The ACS previously recommended that screening begin at age 50 for those who are at average risk for colon and rectal cancer, and at a younger age for people at higher risk and those with a family history of the disease.
Colorectal cancer is a cancer that starts in the colon or the rectum. Colon cancer is cancer of the large intestine (colon), which is the final part the digestive tract. Most cases of colon cancer begin as small, noncancerous or benign clumps of cells called adenomatous polyps. Over time some of these polyps can become colon cancers.
Polyps may be small and produce few, if any, symptoms. For this reason, doctors recommend regular screening tests to help prevent colon cancer by identifying and removing polyps before they turn into cancer.
The American Cancer Society estimates that about 1 in 21 men and 1 in 23 women in the United States will develop colorectal cancer during their lifetime.
The new guideline, published in CA: A Cancer Journal for Clinicians, states: “The ACS recommends that adults aged 45 years and older with an average risk of colorectal cancer undergo regular screening with either a high‐sensitivity stool‐based test or a structural (visual) examination, depending on patient preference and test availability.”
One factor prompting the change was a 2017 study published in The Journal of the National Cancer Institute in which researchers found that compared to adults born around 1950, those born closer to 1990 have double the risk of colon cancer and quadruple the risk of rectal cancer.
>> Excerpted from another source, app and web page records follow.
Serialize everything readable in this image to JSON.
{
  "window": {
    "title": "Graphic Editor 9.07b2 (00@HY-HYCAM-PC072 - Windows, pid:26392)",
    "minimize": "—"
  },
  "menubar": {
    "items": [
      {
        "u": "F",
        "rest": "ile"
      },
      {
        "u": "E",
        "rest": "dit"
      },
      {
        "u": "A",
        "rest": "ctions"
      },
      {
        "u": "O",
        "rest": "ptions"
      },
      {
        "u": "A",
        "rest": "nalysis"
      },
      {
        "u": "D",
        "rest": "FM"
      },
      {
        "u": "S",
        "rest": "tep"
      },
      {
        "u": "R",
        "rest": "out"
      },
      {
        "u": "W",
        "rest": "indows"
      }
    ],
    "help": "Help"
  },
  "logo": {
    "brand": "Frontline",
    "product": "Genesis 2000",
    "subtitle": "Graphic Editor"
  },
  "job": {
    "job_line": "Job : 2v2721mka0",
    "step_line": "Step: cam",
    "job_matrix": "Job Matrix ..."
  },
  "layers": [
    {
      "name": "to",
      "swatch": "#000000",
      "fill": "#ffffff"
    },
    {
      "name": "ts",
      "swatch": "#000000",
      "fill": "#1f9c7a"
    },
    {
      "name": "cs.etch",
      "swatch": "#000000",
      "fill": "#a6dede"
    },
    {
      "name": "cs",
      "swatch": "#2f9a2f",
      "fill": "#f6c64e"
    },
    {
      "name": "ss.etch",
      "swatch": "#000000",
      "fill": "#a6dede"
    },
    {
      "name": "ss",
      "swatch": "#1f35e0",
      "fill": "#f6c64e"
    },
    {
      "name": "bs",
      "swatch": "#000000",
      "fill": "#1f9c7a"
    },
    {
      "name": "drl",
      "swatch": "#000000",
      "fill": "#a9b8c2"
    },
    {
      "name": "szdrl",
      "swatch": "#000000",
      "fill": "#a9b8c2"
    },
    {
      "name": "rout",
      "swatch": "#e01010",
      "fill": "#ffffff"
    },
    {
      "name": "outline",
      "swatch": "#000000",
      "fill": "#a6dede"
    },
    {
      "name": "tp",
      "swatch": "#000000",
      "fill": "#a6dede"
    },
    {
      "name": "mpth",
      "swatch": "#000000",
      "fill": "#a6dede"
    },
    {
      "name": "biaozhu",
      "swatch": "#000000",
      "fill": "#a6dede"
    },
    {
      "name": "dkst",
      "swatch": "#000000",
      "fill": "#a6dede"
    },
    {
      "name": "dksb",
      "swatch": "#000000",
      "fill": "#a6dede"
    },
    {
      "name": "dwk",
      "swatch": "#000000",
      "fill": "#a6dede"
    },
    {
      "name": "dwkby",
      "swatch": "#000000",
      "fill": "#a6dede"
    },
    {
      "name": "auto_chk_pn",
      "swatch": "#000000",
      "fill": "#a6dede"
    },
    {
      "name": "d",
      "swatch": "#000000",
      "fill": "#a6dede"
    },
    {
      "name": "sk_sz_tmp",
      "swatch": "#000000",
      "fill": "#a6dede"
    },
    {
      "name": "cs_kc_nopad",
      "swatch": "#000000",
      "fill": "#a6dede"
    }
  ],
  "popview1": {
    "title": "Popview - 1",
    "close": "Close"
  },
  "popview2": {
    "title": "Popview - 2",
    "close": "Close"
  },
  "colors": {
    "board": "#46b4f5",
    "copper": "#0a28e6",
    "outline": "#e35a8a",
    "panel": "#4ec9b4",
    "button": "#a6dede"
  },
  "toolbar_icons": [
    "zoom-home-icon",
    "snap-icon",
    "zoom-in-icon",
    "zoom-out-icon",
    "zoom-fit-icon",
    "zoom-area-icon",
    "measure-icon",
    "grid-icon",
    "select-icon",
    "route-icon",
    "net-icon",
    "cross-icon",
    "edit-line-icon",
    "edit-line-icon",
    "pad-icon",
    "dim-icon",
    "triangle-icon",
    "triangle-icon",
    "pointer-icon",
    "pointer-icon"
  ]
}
Additionally, nearly one-third of rectal cancer incidents reviewed in the study were in patients younger than age 55.
Tae Kim, MD, a colorectal surgeon at Intermountain Healthcare’s LDS Hospital and Intermountain Medical Center, thinks the change is important news. He says that while other cancer screenings like mammograms only help to catch early cancer, a screening colonoscopy can catch early signs of cancer, which can stop the disease before it begins.
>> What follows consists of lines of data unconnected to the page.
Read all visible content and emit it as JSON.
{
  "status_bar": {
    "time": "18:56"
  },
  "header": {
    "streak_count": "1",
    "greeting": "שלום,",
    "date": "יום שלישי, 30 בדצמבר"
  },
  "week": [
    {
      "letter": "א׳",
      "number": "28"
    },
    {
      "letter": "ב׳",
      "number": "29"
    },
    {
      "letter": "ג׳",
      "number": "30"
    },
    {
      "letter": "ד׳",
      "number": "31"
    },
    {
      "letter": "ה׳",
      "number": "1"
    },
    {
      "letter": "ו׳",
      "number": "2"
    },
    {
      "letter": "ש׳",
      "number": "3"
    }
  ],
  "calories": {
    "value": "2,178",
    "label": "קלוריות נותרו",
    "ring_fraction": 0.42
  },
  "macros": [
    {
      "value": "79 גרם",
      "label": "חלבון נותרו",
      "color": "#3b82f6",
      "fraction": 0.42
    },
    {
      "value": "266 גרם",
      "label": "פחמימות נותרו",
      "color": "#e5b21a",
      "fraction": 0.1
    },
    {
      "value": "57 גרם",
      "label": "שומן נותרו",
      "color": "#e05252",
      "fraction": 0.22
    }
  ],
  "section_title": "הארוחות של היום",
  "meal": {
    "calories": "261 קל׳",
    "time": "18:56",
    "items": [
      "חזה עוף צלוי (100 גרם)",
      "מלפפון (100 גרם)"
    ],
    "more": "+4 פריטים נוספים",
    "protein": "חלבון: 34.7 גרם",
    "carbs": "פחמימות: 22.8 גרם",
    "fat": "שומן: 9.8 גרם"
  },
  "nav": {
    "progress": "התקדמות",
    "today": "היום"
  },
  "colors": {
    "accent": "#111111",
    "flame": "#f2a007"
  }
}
“We’ve known about the effectiveness of preventive screenings at a younger age for some time,” said Dr. Kim. “It’s good to change the screening guidelines to reflect these concerns. With this new recommendation, we hope we can prevent more cases of colon and rectal cancer in younger patients.”
The data included in the ACS study falls short of predicting what might be causing the increasing colorectal cancer trend, and instead calls for more research to help discover the cause.
As part of the new guidelines, the ACS identified six options for screening tests; three high‐sensitivity stool‐based tests and three structural examinations. Studies suggest that both stool-based colorectal cancer screenings and structural examinations, such as colonoscopy, perform similarly in detecting cancer among individuals younger than 50 years and among older individuals. However, the ACS says all positive results from non-colonoscopy screenings should be followed up with a timely colonoscopy.